You’re also not going to get the good  headteachers you need either, with a leadership recruitment crisis also  on the horizon and one million more pupils entering the school system in  the next ten years.

We have to change the rhetoric and make teaching a  high-status, highly valued profession that is well paid. Teachers don’t  feel valued.

Ofsted is part of the problem. I  understand the need for accountability but it now runs on fear and lack  of trust. We need to recalibrate the whole inspection framework and make  it much more about peer review with other headteachers around the  country. Ofsted then becomes a body to hold these peer reviews to  account and focus the process on being more encouraging, helping  individual schools on what they could do better.

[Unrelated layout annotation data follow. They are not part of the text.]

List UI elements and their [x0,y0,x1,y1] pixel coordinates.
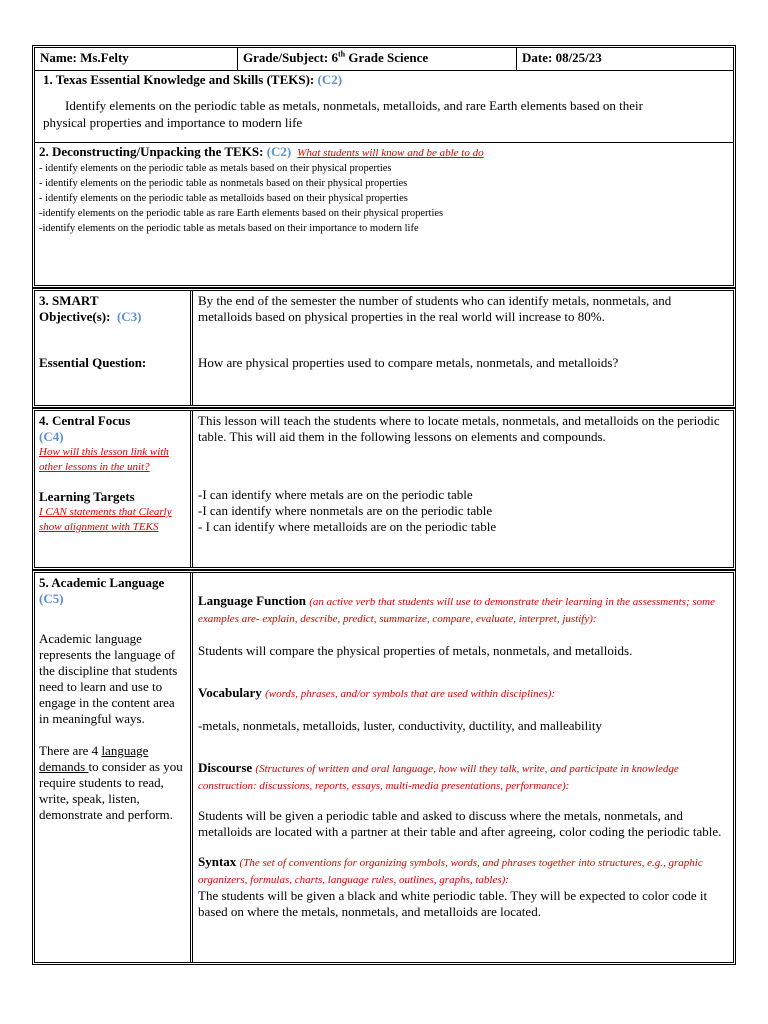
unpacking-title [39,144,729,161]
learning-target: - I can identify where metalloids are on the periodic table [198,519,497,534]
unpacking-item: - identify elements on the periodic table as nonmetals based on their physical properties [39,178,408,189]
discourse-head [198,760,728,794]
syntax-text: The students will be given a black and white periodic table. They will be expected to color code it based on where the metals, nonmetals, and metalloids are located. [198,888,708,919]
unpacking-note: What students will know and be able to do [297,147,484,159]
syntax-note: (The set of conventions for organizing symbols, words, and phrases together into structures, e.g., graphic organizers, formulas, charts, language rules, outlines, graphs, tables): [198,857,703,886]
teks-line-2: physical properties and importance to modern life [43,115,303,130]
grade-post: Grade Science [345,50,429,65]
central-focus-row [32,408,736,570]
demands-pre: There are 4 [39,743,102,758]
language-demands-text [39,743,186,823]
teks-line-1: Identify elements on the periodic table as metals, nonmetals, metalloids, and rare Earth elements based on their [65,98,643,113]
learning-target: -I can identify where metals are on the periodic table [198,487,473,502]
vocabulary-head [198,685,728,702]
header-and-teks-box [32,45,736,288]
academic-language-right [193,573,733,962]
grade-pre: Grade/Subject: 6 [243,50,338,65]
unpacking-item: - identify elements on the periodic table as metalloids based on their physical properties [39,193,408,204]
smart-label-2 [39,309,186,325]
teks-title-text: 1. Texas Essential Knowledge and Skills (TEKS): [43,72,315,87]
header-row [35,48,733,71]
teks-text [43,97,725,131]
discourse-title: Discourse [198,760,253,775]
discourse-text: Students will be given a periodic table and asked to discuss where the metals, nonmetals, and metalloids are located with a partner at their table and after agreeing, color coding the periodic table. [198,808,722,839]
essential-question-label: Essential Question: [39,355,147,370]
learning-targets-label: Learning Targets [39,489,135,504]
language-function-note: (an active verb that students will use to demonstrate their learning in the assessments; some examples are- explain, describe, predict, summarize, compare, evaluate, interpret, justify): [198,596,715,625]
smart-label: 3. SMART [39,293,99,308]
academic-language-desc: Academic language represents the language of the discipline that students need to learn and use to engage in the content area in meaningful ways. [39,631,178,726]
unpacking-list [39,161,729,236]
teks-section [35,71,733,143]
unpacking-item: -identify elements on the periodic table as metals based on their importance to modern life [39,223,419,234]
central-focus-label: 4. Central Focus [39,413,131,428]
grade-sup: th [337,49,346,59]
lesson-plan [32,45,736,965]
smart-objective-text: By the end of the semester the number of students who can identify metals, nonmetals, and metalloids based on physical properties in the real world will increase to 80%. [198,293,672,324]
academic-language-code: (C5) [39,591,64,606]
teacher-name: Name: Ms.Felty [35,48,238,70]
central-focus-left [35,411,193,567]
central-focus-code: (C4) [39,429,64,444]
syntax-title: Syntax [198,854,237,869]
lesson-date: Date: 08/25/23 [522,50,602,65]
smart-right [193,291,733,405]
smart-code: (C3) [116,309,142,324]
smart-label-2-text: Objective(s): [39,309,111,324]
vocabulary-title: Vocabulary [198,685,262,700]
discourse-note: (Structures of written and oral language, how will they talk, write, and participate in knowledge construction: discussions, reports, essays, multi-media presentations, performance): [198,763,679,792]
central-focus-right [193,411,733,567]
language-function-head [198,593,728,627]
essential-question-text: How are physical properties used to compare metals, nonmetals, and metalloids? [198,355,619,370]
syntax-head [198,854,728,888]
learning-target: -I can identify where nonmetals are on the periodic table [198,503,493,518]
teks-title [43,72,725,88]
academic-language-label: 5. Academic Language [39,575,165,590]
grade-subject [238,48,517,70]
vocabulary-text: -metals, nonmetals, metalloids, luster, conductivity, ductility, and malleability [198,718,602,733]
smart-left [35,291,193,405]
language-function-title: Language Function [198,593,306,608]
unpacking-item: - identify elements on the periodic table as metals based on their physical properties [39,163,392,174]
demands-post: to consider as you require students to read, write, speak, listen, demonstrate and perform. [39,759,183,822]
language-function-text: Students will compare the physical properties of metals, nonmetals, and metalloids. [198,643,633,658]
unpacking-title-text: 2. Deconstructing/Unpacking the TEKS: [39,144,264,159]
vocabulary-note: (words, phrases, and/or symbols that are used within disciplines): [265,688,556,700]
unpacking-item: -identify elements on the periodic table as rare Earth elements based on their physical properties [39,208,444,219]
unpacking-section [35,143,733,285]
central-focus-text: This lesson will teach the students where to locate metals, nonmetals, and metalloids on the periodic table. This will aid them in the following lessons on elements and compounds. [198,413,720,444]
academic-language-left [35,573,193,962]
smart-row [32,288,736,408]
demands-underlined: language demands [39,743,149,774]
learning-targets-note: I CAN statements that Clearly show alignment with TEKS [39,506,172,533]
teks-code: (C2) [317,72,343,87]
unpacking-code: (C2) [266,144,292,159]
learning-targets-list [198,487,728,535]
academic-language-row [32,570,736,965]
central-focus-note: How will this lesson link with other lessons in the unit? [39,446,169,473]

What’s happening now, with the  decimation of local authorities and fragmentation of the school system  through academisation means often schools are left with nobody there to  support them. We need local oversight and accountability – eight  Regional School Commissioners cannot do the job of 150 local  authorities. That does not mean we should go back to the old local  authority model – some local authorities
were not very good when it came to school improvement – but we do need a local system in place.

What do you think of the forced academisation agenda?

The latest plans to force all schools to academies  is madness; unnecessary, costly and disruptive at a time when there are  so many more pressing issues facing schools. The government is obsessed  with centralisation masked under talk of ‘autonomy’ and ‘freedom’. The  rationale can’t be about standards because the evidence shows that  academy status does not magically result in school improvement. But it  might be about the introduction of for profit providers in the future.  How much easier is that to introduce if every school is in a chain,  which they are prevented from leaving as their have lost their own legal  identity, and that chain has a contract with the Secretary of State for  Education?

What would make a positive impact on the  education system would be fundamental reforms to the curriculum,  qualifications and accountability; and most crucially, raising the  status and quality of the teaching profession – not structural changes  with no obvious long-term purpose.

So how should we be educating young people for the future?

They need to be educated for  flexibility, a love of learning – which is stifled under the current  accountability regime – as well as resilience and acceptance and  learning from failure.[4]   It is time to get rid of GCSEs, open up the curriculum to make it a  more interesting and engaging process, and make subjects like drama,  music and art valued. To have a final assessment at only at 18.

Everything is too exam-oriented. Of  course qualifications matter but at the moment, we start with outcomes  in terms of exams and then decide what the accountability system should  look like and then pupils get the curriculum to fit around it – that is  the wrong way round. Politicians are terrified of getting rid of what  they perceive to be a rigorous education. It’s not a rigorous education,  it’s a very narrowed-down offer, which only reflects one part of what  it means to be a well-rounded educated person.

Academic subjects are very important,  however, because unless you give working-class children the opportunity  to study these subjects, they won’t be able to get into the top  universities. Some schools were not doing that, they were enrolling  these students at 14 into vocational qualifications with basic English  and maths. So I am not opposed to the idea of having core academic  subjects, but I do not agree with how the government wants to measure it  – through the English Baccalaureate metric – which means other subjects  like music and art will get pushed out because they are not on the list  of compulsory subjects.

We mustn’t forget that we also have a  better generation of teachers and headteachers then we have ever had,  certainly in my lifetime, and a lot of people are working very hard in  disadvantaged communities to make a difference. But this needs to be  recognised and celebrated if we want more people to do the same.